Reputation: 1381
I have a list that contains many dictionaries. Each dictionary represents a change that has occurred within my application. The "change" dictionary has the following entries:
userid: The user ID for a user
ctype: A reference to a change type in my application
score: A score
The ctype can be one of about 12 different strings to include "deletion", "new", "edit" and others. Here is an example of one of the "change" dictionaries:
{'userid':2, 'score':10, 'ctype':'edit'}
My question is, how can I create a dictionary that will aggregate all of the change types for each user within this large list of dictionaries? I would like to add the score from each change dictionary to create a total score and add each ctype instance together to get a count of each instance. The goal is to have a list of dictionaries with each dictionary looking like this:
{'userid':2, 'score':325, 'deletion':2, 'new':4, 'edit':9}
I have been trying to work this out but I am pretty new to python and I wasn't sure how to count the actual change types. The other part that gets me is how to refer to a dictionary based on 'userid'. If someone can present an answer I am sure that all of this will become very apparent to me. I appreciate any and all help.
Upvotes: 0
Views: 1762
Reputation: 5360
To index the dictionaries with respect to userid
, you can use a dictionary of dictionaries:
from collections import defaultdict
dict1 = {'userid': 1, 'score': 10, 'ctype': 'edit'}
dict2 = {'userid': 2, 'score': 13, 'ctype': 'other'}
dict3 = {'userid': 1, 'score': 1, 'ctype': 'edit'}
list_of_dicts = [dict1, dict2, dict3]
user_dict = defaultdict(lambda: defaultdict(int))
for d in list_of_dicts:
userid = d['userid']
user_dict[userid]['score'] += d['score']
user_dict[userid][d['ctype']] += 1
# user_dict is now
# defaultdict(<function <lambda> at 0x02A7DF30>,
# {1: defaultdict(<type 'int'>, {'edit': 2, 'score': 11}),
# 2: defaultdict(<type 'int'>, {'score': 13, 'other': 1})})
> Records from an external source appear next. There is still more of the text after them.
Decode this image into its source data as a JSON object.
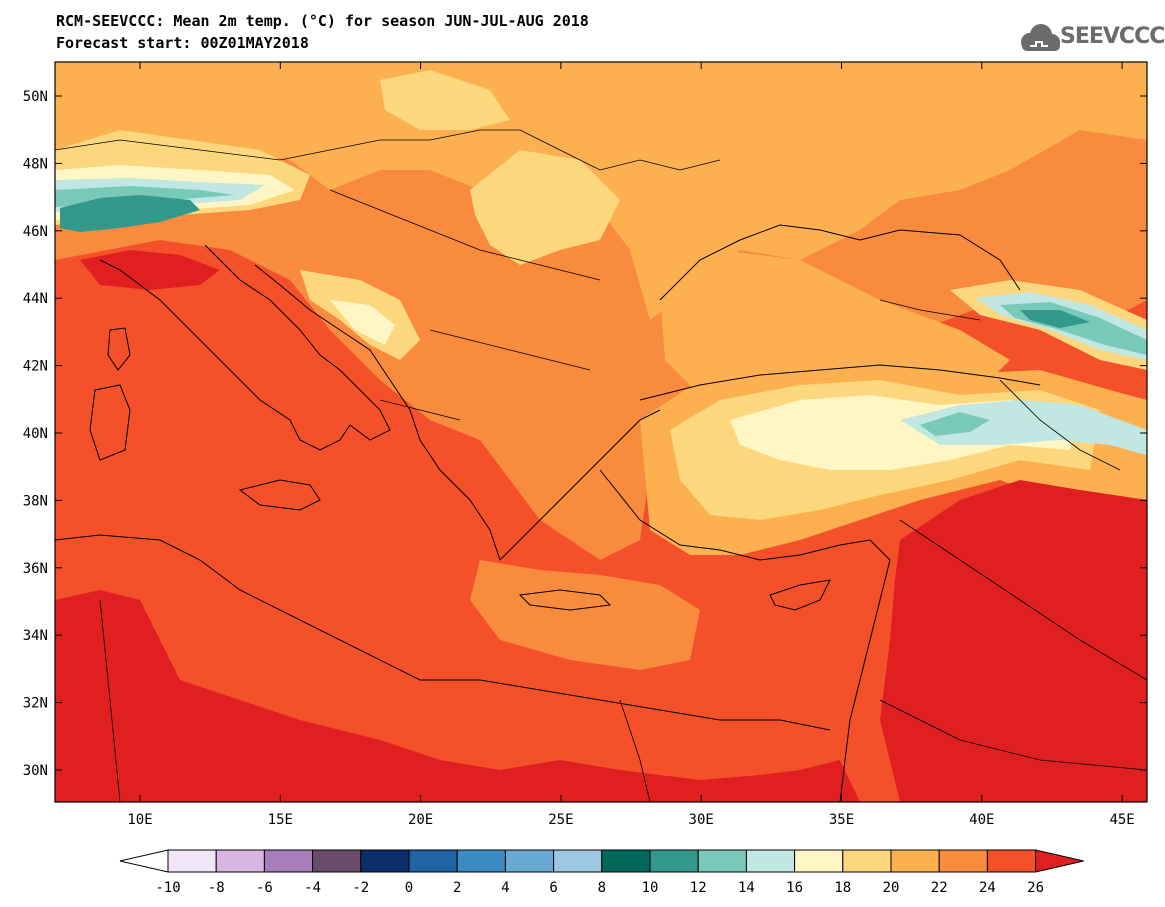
{
  "header": {
    "title_line1": "RCM-SEEVCCC: Mean 2m temp. (°C) for season JUN-JUL-AUG 2018",
    "title_line2": "Forecast start: 00Z01MAY2018",
    "logo_text": "SEEVCCC"
  },
  "map": {
    "lat_labels": [
      "50N",
      "48N",
      "46N",
      "44N",
      "42N",
      "40N",
      "38N",
      "36N",
      "34N",
      "32N",
      "30N"
    ],
    "lon_labels": [
      "10E",
      "15E",
      "20E",
      "25E",
      "30E",
      "35E",
      "40E",
      "45E"
    ],
    "colors": {
      "c18_20": "#fdd77e",
      "c20_22": "#fcb050",
      "c22_24": "#f98b3f",
      "c24_26": "#f4512a",
      "c26_plus": "#e02020",
      "c16_18": "#fff6c3",
      "c14_16": "#c0e7e1",
      "c12_14": "#78c9b9",
      "c10_12": "#33998b"
    }
  },
  "colorbar": {
    "labels": [
      "-10",
      "-8",
      "-6",
      "-4",
      "-2",
      "0",
      "2",
      "4",
      "6",
      "8",
      "10",
      "12",
      "14",
      "16",
      "18",
      "20",
      "22",
      "24",
      "26"
    ],
    "colors": [
      "#f1e6f7",
      "#d9b5e3",
      "#a67db9",
      "#6a4b6b",
      "#0b2e6b",
      "#1e64a7",
      "#3d8bc3",
      "#68aad3",
      "#9cc7e1",
      "#00695c",
      "#33998b",
      "#78c9b9",
      "#c0e7e1",
      "#fff6c3",
      "#fdd77e",
      "#fcb050",
      "#f98b3f",
      "#f4512a"
    ],
    "under_color": "#ffffff",
    "over_color": "#e02020"
  }
}
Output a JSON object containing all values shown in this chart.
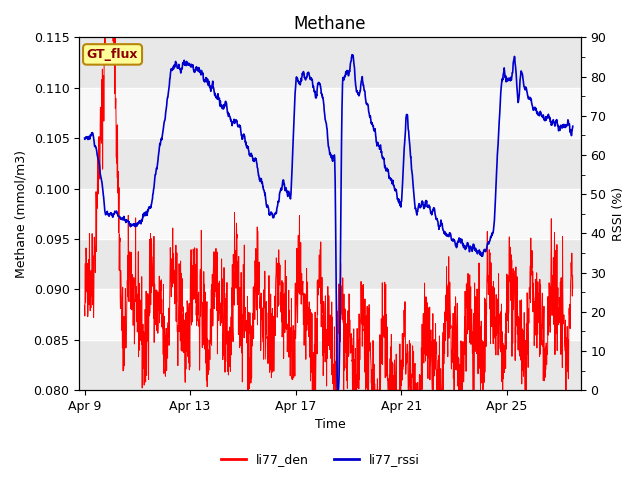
{
  "title": "Methane",
  "ylabel_left": "Methane (mmol/m3)",
  "ylabel_right": "RSSI (%)",
  "xlabel": "Time",
  "ylim_left": [
    0.08,
    0.115
  ],
  "ylim_right": [
    0,
    90
  ],
  "yticks_left": [
    0.08,
    0.085,
    0.09,
    0.095,
    0.1,
    0.105,
    0.11,
    0.115
  ],
  "yticks_right": [
    0,
    10,
    20,
    30,
    40,
    50,
    60,
    70,
    80,
    90
  ],
  "xtick_labels": [
    "Apr 9",
    "Apr 13",
    "Apr 17",
    "Apr 21",
    "Apr 25"
  ],
  "annotation_text": "GT_flux",
  "annotation_color_text": "#8B0000",
  "annotation_bg": "#FFFF99",
  "annotation_border": "#B8860B",
  "color_red": "#FF0000",
  "color_blue": "#0000CD",
  "legend_red": "li77_den",
  "legend_blue": "li77_rssi",
  "bg_color": "#FFFFFF",
  "plot_bg_color": "#E8E8E8",
  "band_light": "#E8E8E8",
  "band_white": "#F8F8F8",
  "grid_color": "#FFFFFF",
  "title_fontsize": 12,
  "label_fontsize": 9,
  "tick_fontsize": 9,
  "legend_fontsize": 9
}
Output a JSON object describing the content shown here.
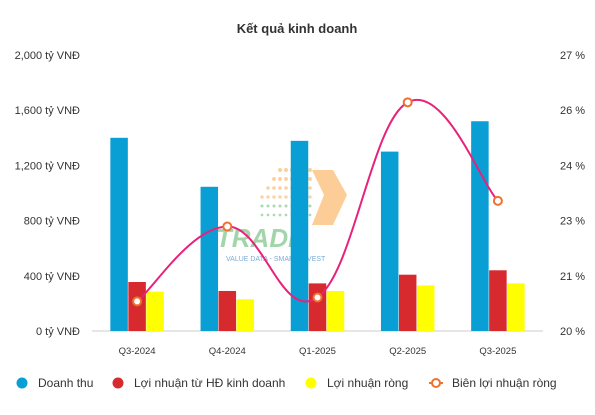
{
  "chart_data": {
    "type": "bar",
    "title": "Kết quả kinh doanh",
    "categories": [
      "Q3-2024",
      "Q4-2024",
      "Q1-2025",
      "Q2-2025",
      "Q3-2025"
    ],
    "series": [
      {
        "name": "Doanh thu",
        "kind": "bar",
        "axis": "left",
        "color": "#0a9fd4",
        "values": [
          1400,
          1045,
          1378,
          1300,
          1520
        ]
      },
      {
        "name": "Lợi nhuận từ HĐ kinh doanh",
        "kind": "bar",
        "axis": "left",
        "color": "#d62a2e",
        "values": [
          355,
          290,
          345,
          408,
          440
        ]
      },
      {
        "name": "Lợi nhuận ròng",
        "kind": "bar",
        "axis": "left",
        "color": "#ffff00",
        "values": [
          285,
          230,
          290,
          330,
          345
        ]
      },
      {
        "name": "Biên lợi nhuận ròng",
        "kind": "line",
        "axis": "right",
        "color": "#e8217a",
        "marker_color": "#f07030",
        "values": [
          20.75,
          22.65,
          20.85,
          25.8,
          23.3
        ]
      }
    ],
    "y_left": {
      "ticks": [
        "0 tỷ VNĐ",
        "400 tỷ VNĐ",
        "800 tỷ VNĐ",
        "1,200 tỷ VNĐ",
        "1,600 tỷ VNĐ",
        "2,000 tỷ VNĐ"
      ],
      "ylim": [
        0,
        2000
      ]
    },
    "y_right": {
      "ticks": [
        "20 %",
        "21 %",
        "23 %",
        "24 %",
        "26 %",
        "27 %"
      ],
      "ylim": [
        20,
        27
      ]
    },
    "grid": false,
    "legend_position": "bottom"
  },
  "watermark": {
    "text": "I-TRADE",
    "tagline": "VALUE DATA - SMART INVEST",
    "colors": {
      "green": "#3aa64a",
      "orange": "#f7941d",
      "blue": "#1e73be"
    }
  }
}
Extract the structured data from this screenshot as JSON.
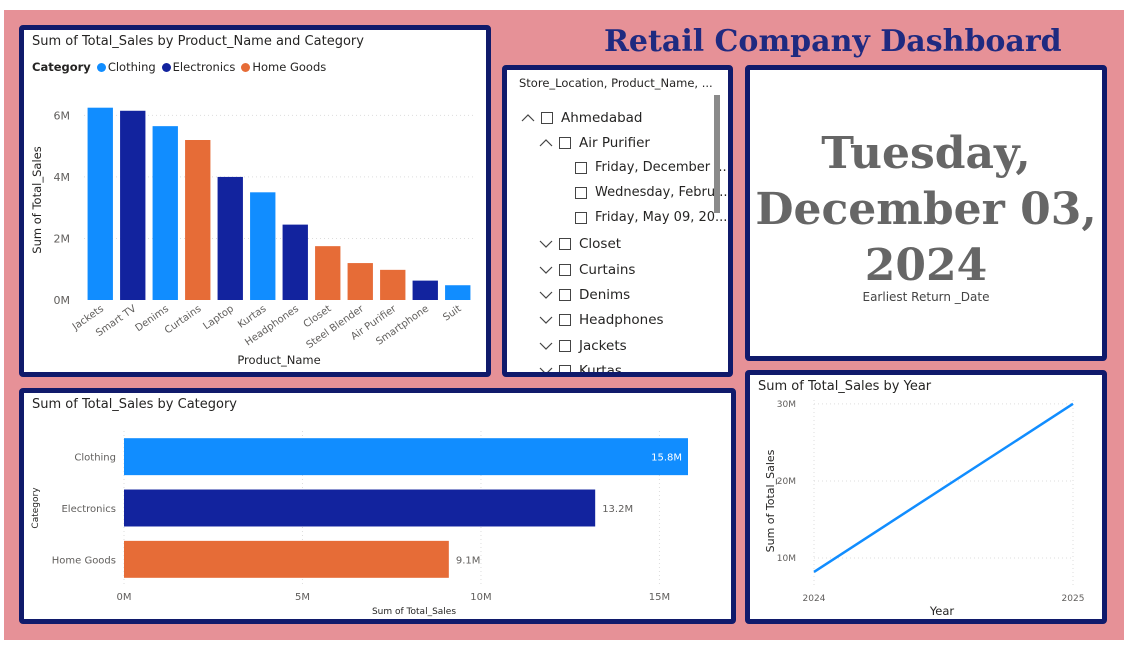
{
  "dashboard": {
    "title": "Retail Company Dashboard"
  },
  "colors": {
    "clothing": "#118dff",
    "electronics": "#12239e",
    "home_goods": "#e66c37",
    "frame": "#101a6b",
    "background": "#e69197"
  },
  "product_chart": {
    "title": "Sum of Total_Sales by Product_Name and Category",
    "legend_title": "Category",
    "legend": [
      "Clothing",
      "Electronics",
      "Home Goods"
    ]
  },
  "slicer": {
    "header": "Store_Location, Product_Name, ...",
    "items": [
      {
        "label": "Ahmedabad",
        "level": 0,
        "expanded": true
      },
      {
        "label": "Air Purifier",
        "level": 1,
        "expanded": true
      },
      {
        "label": "Friday, December ...",
        "level": 2
      },
      {
        "label": "Wednesday, Febru...",
        "level": 2
      },
      {
        "label": "Friday, May 09, 20...",
        "level": 2
      },
      {
        "label": "Closet",
        "level": 1,
        "expanded": false
      },
      {
        "label": "Curtains",
        "level": 1,
        "expanded": false
      },
      {
        "label": "Denims",
        "level": 1,
        "expanded": false
      },
      {
        "label": "Headphones",
        "level": 1,
        "expanded": false
      },
      {
        "label": "Jackets",
        "level": 1,
        "expanded": false
      },
      {
        "label": "Kurtas",
        "level": 1,
        "expanded": false
      }
    ]
  },
  "card": {
    "value": "Tuesday, December 03, 2024",
    "label": "Earliest Return _Date"
  },
  "category_chart": {
    "title": "Sum of Total_Sales by Category"
  },
  "year_chart": {
    "title": "Sum of Total_Sales by Year"
  },
  "chart_data": [
    {
      "type": "bar",
      "title": "Sum of Total_Sales by Product_Name and Category",
      "xlabel": "Product_Name",
      "ylabel": "Sum of Total_Sales",
      "ylim": [
        0,
        6500000
      ],
      "yticks": [
        "0M",
        "2M",
        "4M",
        "6M"
      ],
      "ytick_values": [
        0,
        2000000,
        4000000,
        6000000
      ],
      "grid": true,
      "categories": [
        "Jackets",
        "Smart TV",
        "Denims",
        "Curtains",
        "Laptop",
        "Kurtas",
        "Headphones",
        "Closet",
        "Steel Blender",
        "Air Purifier",
        "Smartphone",
        "Suit"
      ],
      "values": [
        6250000,
        6150000,
        5650000,
        5200000,
        4000000,
        3500000,
        2450000,
        1750000,
        1200000,
        980000,
        630000,
        480000
      ],
      "category_group": [
        "Clothing",
        "Electronics",
        "Clothing",
        "Home Goods",
        "Electronics",
        "Clothing",
        "Electronics",
        "Home Goods",
        "Home Goods",
        "Home Goods",
        "Electronics",
        "Clothing"
      ]
    },
    {
      "type": "bar",
      "orientation": "horizontal",
      "title": "Sum of Total_Sales by Category",
      "xlabel": "Sum of Total_Sales",
      "ylabel": "Category",
      "xlim": [
        0,
        15800000
      ],
      "xticks": [
        "0M",
        "5M",
        "10M",
        "15M"
      ],
      "xtick_values": [
        0,
        5000000,
        10000000,
        15000000
      ],
      "grid": true,
      "categories": [
        "Clothing",
        "Electronics",
        "Home Goods"
      ],
      "values": [
        15800000,
        13200000,
        9100000
      ],
      "data_labels": [
        "15.8M",
        "13.2M",
        "9.1M"
      ]
    },
    {
      "type": "line",
      "title": "Sum of Total_Sales by Year",
      "xlabel": "Year",
      "ylabel": "Sum of Total_Sales",
      "x": [
        "2024",
        "2025"
      ],
      "values": [
        8200000,
        30000000
      ],
      "ylim": [
        6500000,
        30500000
      ],
      "yticks": [
        "10M",
        "20M",
        "30M"
      ],
      "ytick_values": [
        10000000,
        20000000,
        30000000
      ],
      "grid": true
    }
  ]
}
In the example, I used a defaultdict
to avoid checking at every iteration if the key d['ctype']
exists.
Upvotes: 0
Reputation: 7603
It could look like so:
change_types = ['deletion', 'new', 'edit', ...]
user_changes = {}
for change in change_list:
userid = change['userid']
if not userid in user_changes:
aggregate = {}
aggregate['score'] = 0
for c in change_types:
aggregate[c] = 0
aggregate['userid'] = userid
user_changes[userid] = aggregate
else:
aggregate = user_changes[userid]
change_type = change['ctype']
aggregate[change_type] = aggregate[change_type] + 1
aggregate['score'] = aggregate['score'] + change['score']
Actually making a class for the aggregates would be a good idea.
Upvotes: 0
Reputation: 110571
The key thing to agregate data here is to have a dictionary where each key is the userid, and each entry is the data relevant to that userid.
final_data = {}
for entry in data:
userid = entry["userid"]
if userid not in final_data:
final_data[userid] = {"userid": userid, "score": 0}
final_data[userid]["score"] += entry["score"]
if not entry["ctype"] in final_data[userid]:
final_data[userid][entry["ctype"]] = 1
else:
final_data[userid][entry["ctype"]] += 1
If you want the result as a list of dictionaries, just use final_data.values()
Upvotes: 1
Reputation: 34718
Could you have
(Mock up not real python.)
{userid : {score : 1, ctype : ''}}
You can nest dict's as values in python dictionaries.